I hear the crackle of the two-way radio as the pea harvesters talk to the canning factory. I thought of how those three machines with three people running them around the clock have replaced that row of viners and those hundreds of people. For a moment, I am overcome with guilt. Have I been part of a coup that has led to the decline of rural America, its way of life, and its community? I think of the town, those vacant storefronts, abandoned dairies, and broken dreams. I think of the sons and daughters from those farms for whom economic reality presented no promise, no future, and no more ties to the land. Farming presents so much apprehension and uncertainty. I don't need this darkness, this guilt.

Prospects for the 21st Century

Can light come from this darkness? Can I keep the victory going? Should I keep the victory going? I think about the challenges. Agriculture and its capacities, that were once held almost holy, are now taken for granted. Will I be able to recognize the new accountabilities as America redefines itself? I have come to recognize that as each generation is removed further from their agricultural heritage, we also have a new clientele. I think of the agents and elements of this change.
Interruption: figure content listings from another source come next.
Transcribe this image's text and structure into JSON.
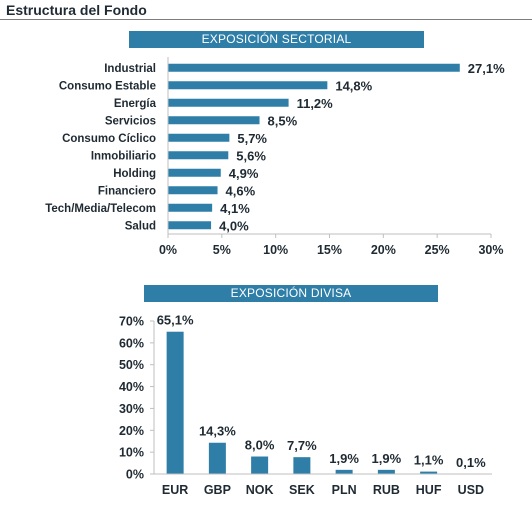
{
  "page": {
    "title": "Estructura del Fondo"
  },
  "colors": {
    "bar": "#2e7ea8",
    "banner": "#2e7ea8",
    "axis": "#bfbfbf",
    "text": "#1f2a33"
  },
  "chart_data": [
    {
      "type": "bar",
      "orientation": "horizontal",
      "title": "EXPOSICIÓN SECTORIAL",
      "categories": [
        "Industrial",
        "Consumo Estable",
        "Energía",
        "Servicios",
        "Consumo Cíclico",
        "Inmobiliario",
        "Holding",
        "Financiero",
        "Tech/Media/Telecom",
        "Salud"
      ],
      "values": [
        27.1,
        14.8,
        11.2,
        8.5,
        5.7,
        5.6,
        4.9,
        4.6,
        4.1,
        4.0
      ],
      "value_labels": [
        "27,1%",
        "14,8%",
        "11,2%",
        "8,5%",
        "5,7%",
        "5,6%",
        "4,9%",
        "4,6%",
        "4,1%",
        "4,0%"
      ],
      "xlim": [
        0,
        30
      ],
      "ticks": [
        0,
        5,
        10,
        15,
        20,
        25,
        30
      ],
      "tick_labels": [
        "0%",
        "5%",
        "10%",
        "15%",
        "20%",
        "25%",
        "30%"
      ],
      "xlabel": "",
      "ylabel": "",
      "grid": false
    },
    {
      "type": "bar",
      "orientation": "vertical",
      "title": "EXPOSICIÓN DIVISA",
      "categories": [
        "EUR",
        "GBP",
        "NOK",
        "SEK",
        "PLN",
        "RUB",
        "HUF",
        "USD"
      ],
      "values": [
        65.1,
        14.3,
        8.0,
        7.7,
        1.9,
        1.9,
        1.1,
        0.1
      ],
      "value_labels": [
        "65,1%",
        "14,3%",
        "8,0%",
        "7,7%",
        "1,9%",
        "1,9%",
        "1,1%",
        "0,1%"
      ],
      "ylim": [
        0,
        70
      ],
      "ticks": [
        0,
        10,
        20,
        30,
        40,
        50,
        60,
        70
      ],
      "tick_labels": [
        "0%",
        "10%",
        "20%",
        "30%",
        "40%",
        "50%",
        "60%",
        "70%"
      ],
      "xlabel": "",
      "ylabel": "",
      "grid": false
    }
  ]
}
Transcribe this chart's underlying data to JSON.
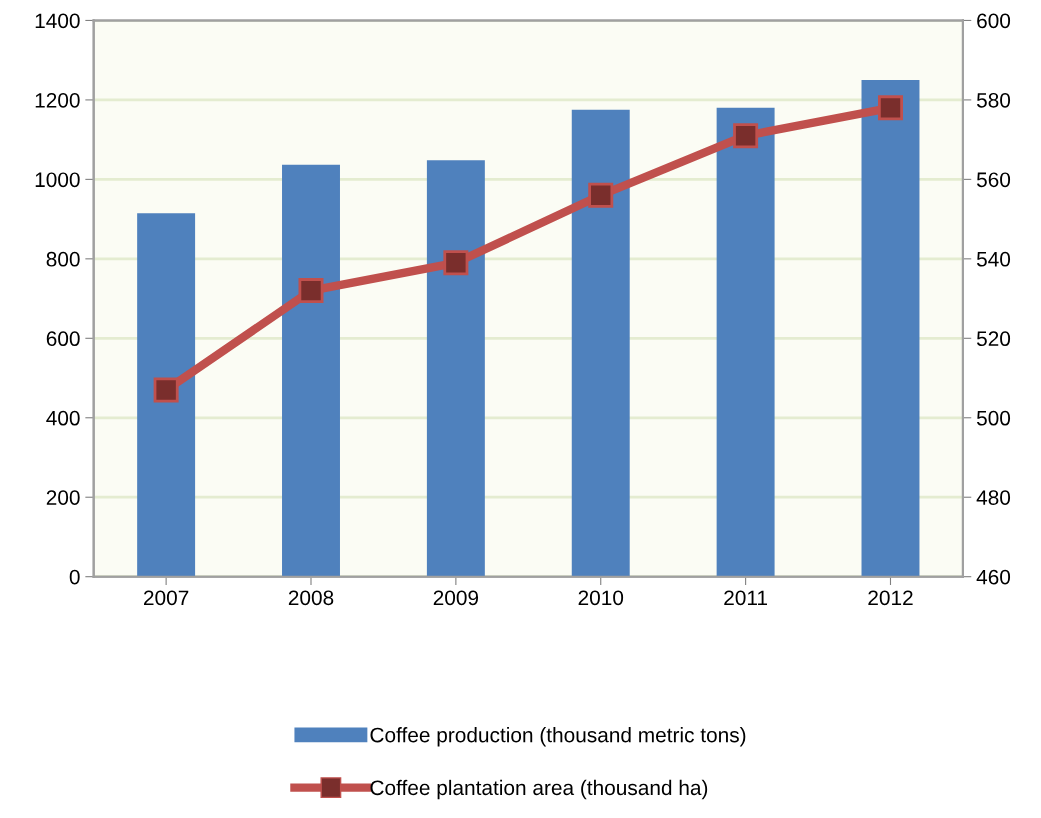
{
  "chart_data": {
    "type": "bar",
    "categories": [
      "2007",
      "2008",
      "2009",
      "2010",
      "2011",
      "2012"
    ],
    "series": [
      {
        "name": "Coffee production (thousand metric tons)",
        "color": "#4f81bd",
        "values": [
          915,
          1037,
          1048,
          1175,
          1180,
          1250
        ]
      },
      {
        "name": "Coffee plantation area (thousand ha)",
        "type": "line",
        "axis": "y2",
        "color": "#c0504d",
        "marker": "square",
        "values": [
          507,
          532,
          539,
          556,
          571,
          578
        ]
      }
    ],
    "ylim": [
      0,
      1400
    ],
    "yticks": [
      0,
      200,
      400,
      600,
      800,
      1000,
      1200,
      1400
    ],
    "y2lim": [
      460,
      600
    ],
    "y2ticks": [
      460,
      480,
      500,
      520,
      540,
      560,
      580,
      600
    ],
    "grid": "y",
    "legend": "bottom"
  }
}
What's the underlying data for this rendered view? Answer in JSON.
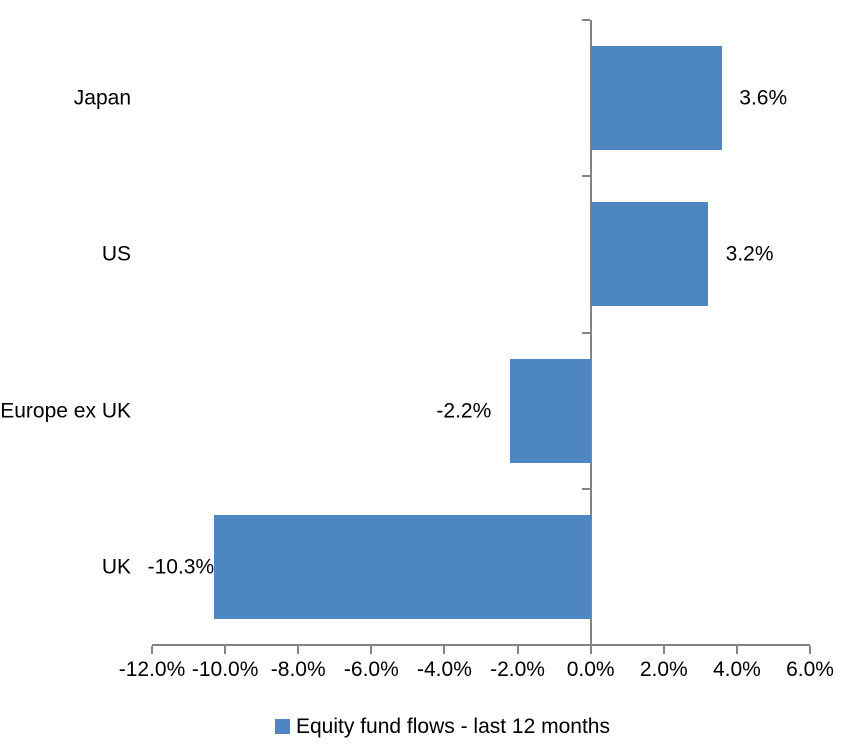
{
  "chart_data": {
    "type": "bar",
    "orientation": "horizontal",
    "title": "",
    "categories": [
      "Japan",
      "US",
      "Europe ex UK",
      "UK"
    ],
    "values": [
      3.6,
      3.2,
      -2.2,
      -10.3
    ],
    "value_labels": [
      "3.6%",
      "3.2%",
      "-2.2%",
      "-10.3%"
    ],
    "series_name": "Equity fund flows - last 12 months",
    "xlim": [
      -12,
      6
    ],
    "x_ticks": [
      -12,
      -10,
      -8,
      -6,
      -4,
      -2,
      0,
      2,
      4,
      6
    ],
    "x_tick_labels": [
      "-12.0%",
      "-10.0%",
      "-8.0%",
      "-6.0%",
      "-4.0%",
      "-2.0%",
      "0.0%",
      "2.0%",
      "4.0%",
      "6.0%"
    ],
    "grid": false,
    "legend_position": "bottom",
    "bar_color": "#4D86C1",
    "axis_color": "#848484",
    "text_color": "#000000",
    "background_color": "#FFFFFF"
  }
}
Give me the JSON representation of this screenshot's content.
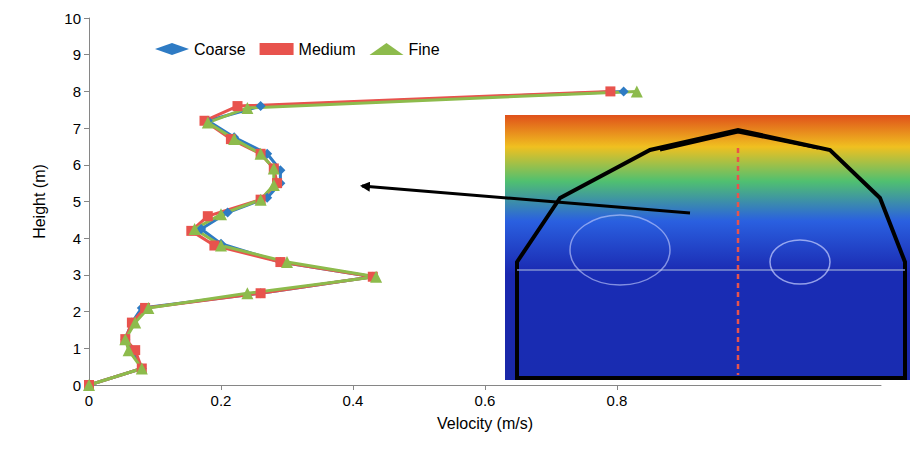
{
  "chart_data": {
    "type": "line",
    "x_label": "Velocity (m/s)",
    "y_label": "Height (m)",
    "xlim": [
      0,
      1.2
    ],
    "xticks": [
      0,
      0.2,
      0.4,
      0.6,
      0.8
    ],
    "ylim": [
      0,
      10
    ],
    "yticks": [
      0,
      1,
      2,
      3,
      4,
      5,
      6,
      7,
      8,
      9,
      10
    ],
    "grid": false,
    "legend": "upper left",
    "series": [
      {
        "name": "Coarse",
        "color": "#2e7bc4",
        "marker": "diamond",
        "x": [
          0,
          0.08,
          0.065,
          0.055,
          0.065,
          0.08,
          0.26,
          0.43,
          0.29,
          0.2,
          0.17,
          0.21,
          0.27,
          0.29,
          0.29,
          0.27,
          0.22,
          0.18,
          0.26,
          0.81
        ],
        "values": [
          0,
          0.45,
          0.95,
          1.25,
          1.7,
          2.1,
          2.5,
          2.95,
          3.35,
          3.85,
          4.25,
          4.7,
          5.1,
          5.5,
          5.85,
          6.3,
          6.75,
          7.2,
          7.6,
          8.0
        ]
      },
      {
        "name": "Medium",
        "color": "#e8534d",
        "marker": "square",
        "x": [
          0,
          0.08,
          0.07,
          0.055,
          0.065,
          0.085,
          0.26,
          0.43,
          0.29,
          0.19,
          0.155,
          0.18,
          0.26,
          0.285,
          0.28,
          0.26,
          0.215,
          0.175,
          0.225,
          0.79
        ],
        "values": [
          0,
          0.45,
          0.95,
          1.25,
          1.7,
          2.1,
          2.5,
          2.95,
          3.35,
          3.8,
          4.2,
          4.6,
          5.05,
          5.5,
          5.9,
          6.3,
          6.7,
          7.2,
          7.6,
          8.0
        ]
      },
      {
        "name": "Fine",
        "color": "#8dbb4c",
        "marker": "triangle",
        "x": [
          0,
          0.08,
          0.06,
          0.055,
          0.07,
          0.09,
          0.24,
          0.435,
          0.3,
          0.2,
          0.16,
          0.2,
          0.26,
          0.28,
          0.28,
          0.26,
          0.22,
          0.18,
          0.24,
          0.83
        ],
        "values": [
          0,
          0.45,
          0.95,
          1.25,
          1.7,
          2.1,
          2.5,
          2.95,
          3.35,
          3.8,
          4.25,
          4.65,
          5.05,
          5.45,
          5.9,
          6.3,
          6.7,
          7.15,
          7.55,
          8.0
        ]
      }
    ]
  }
}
Even my own sons, with their differences of defining experiences, with less ties to tradition, a desire for an easier life, and a broader perspective of a new world order, are questioning this farming vocation.

Revitalizing the Community

Again, I think about Pea Viner Corners. It is still a community. It has a diverse agenda, a renewed agenda. It is redefining itself. Its residents have unpredictable political ties, and they question government, business, and even science. It is a community of commuters, commuting because the industrialization of agriculture and its efficiencies have lead to no economic or employment opportunities at home. I am frustrated because they don't understand my vocation. I am frustrated because they seem to have a different environmental consciousness. But I have to remember - it is collective responsibility that will make a revitalized community. As a farmer I haven't done enough to understand their diverse perspectives, while dwelling on their inattention to mine.

I reflect on the opportunity that is, perhaps, in our own backyard. Maybe, just maybe, this intermeshing with suburbia is what agriculture needs. My new neighbors' perceptions of quality and freshness, as well as their environmental consciousness, have certainly changed my marketplace. Perhaps there is common ground for understanding. Maybe if I, and all of agriculture, put forth some effort, we can work together again with our neighbors to bring back to rural America everything that makes community.

I think of the void that has been left in rural America. I think about that old foundation at Pea Viner Corners and of foundations all across rural America. Whether or not agriculture is the cause, I feel an obligation to fill that void with meaning.